Using Balloons to Track Pollution into the Stratosphere

Typography

International research team studying the Asian Tropopause Aerosol Layer (ATAL), an area of enhanced aerosol particles that appears in the summertime.

Asian summer monsoon rains provide a necessary wealth of water to one-third of the world’s population, but recent research in Nature shows that the severity of increasing drought over India during El Niño could be amplified by an elevated aerosol layer in the atmosphere over South Asia.

For the past four years an international research team sponsored by NASA and the Indian Space Research Organization (ISRO) has been studying the Asian Tropopause Aerosol Layer (ATAL), an area of enhanced aerosol particles that appears in the summertime. Using balloon-lofted instruments, the “Balloon measurement campaign of the Asian Tropopause Aerosol Layer (BATAL)” has collected data to better understand this seasonal atmospheric phenomenon and its potential impact on water resources, ozone, weather and climate.

This summer, the team collected data on trace gases and the properties of aerosols and ice crystals. NASA Langley Research Center scientists deployed to India to understand how pollution in Asia is transported into the stratosphere during the active summer monsoon, an annual phenomenon that brings humid weather and torrential rainfall to India and Southeast Asia.

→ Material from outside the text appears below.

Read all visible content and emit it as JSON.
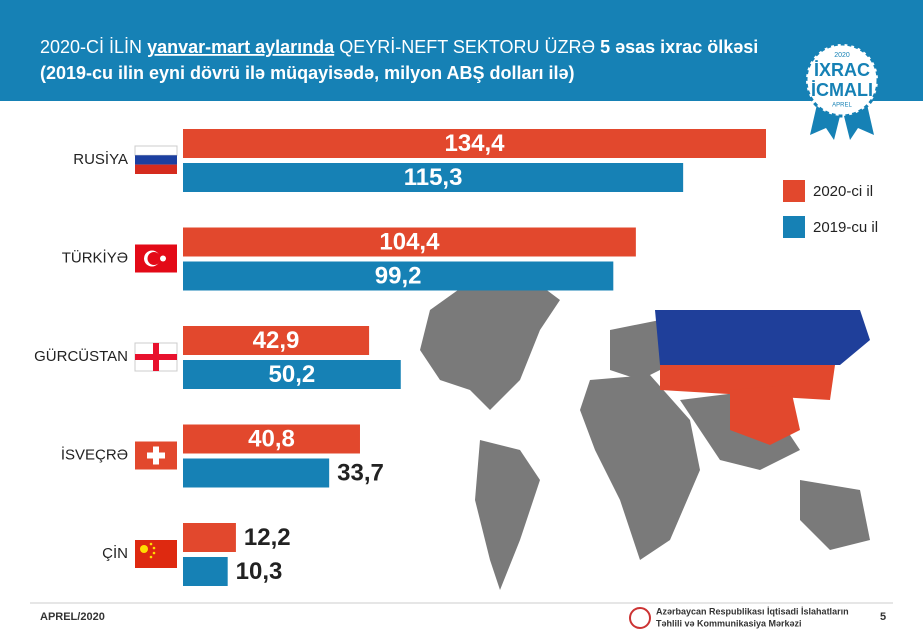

During the recent summer deployment at the Tata Institute of Fundamental Research balloon facility Secunderabad, India — one of the few places in the world where large scientific payloads can be launched up to the stratosphere — the BATAL team conducted 10 balloon flights with science payloads that measure temperature, pressure, ozone, nitrogen oxide, water vapor and aerosols from the ground to the stratosphere. To avoid aviation traffic, the team began their research at 1 a.m. each morning and worked through the night to gather data.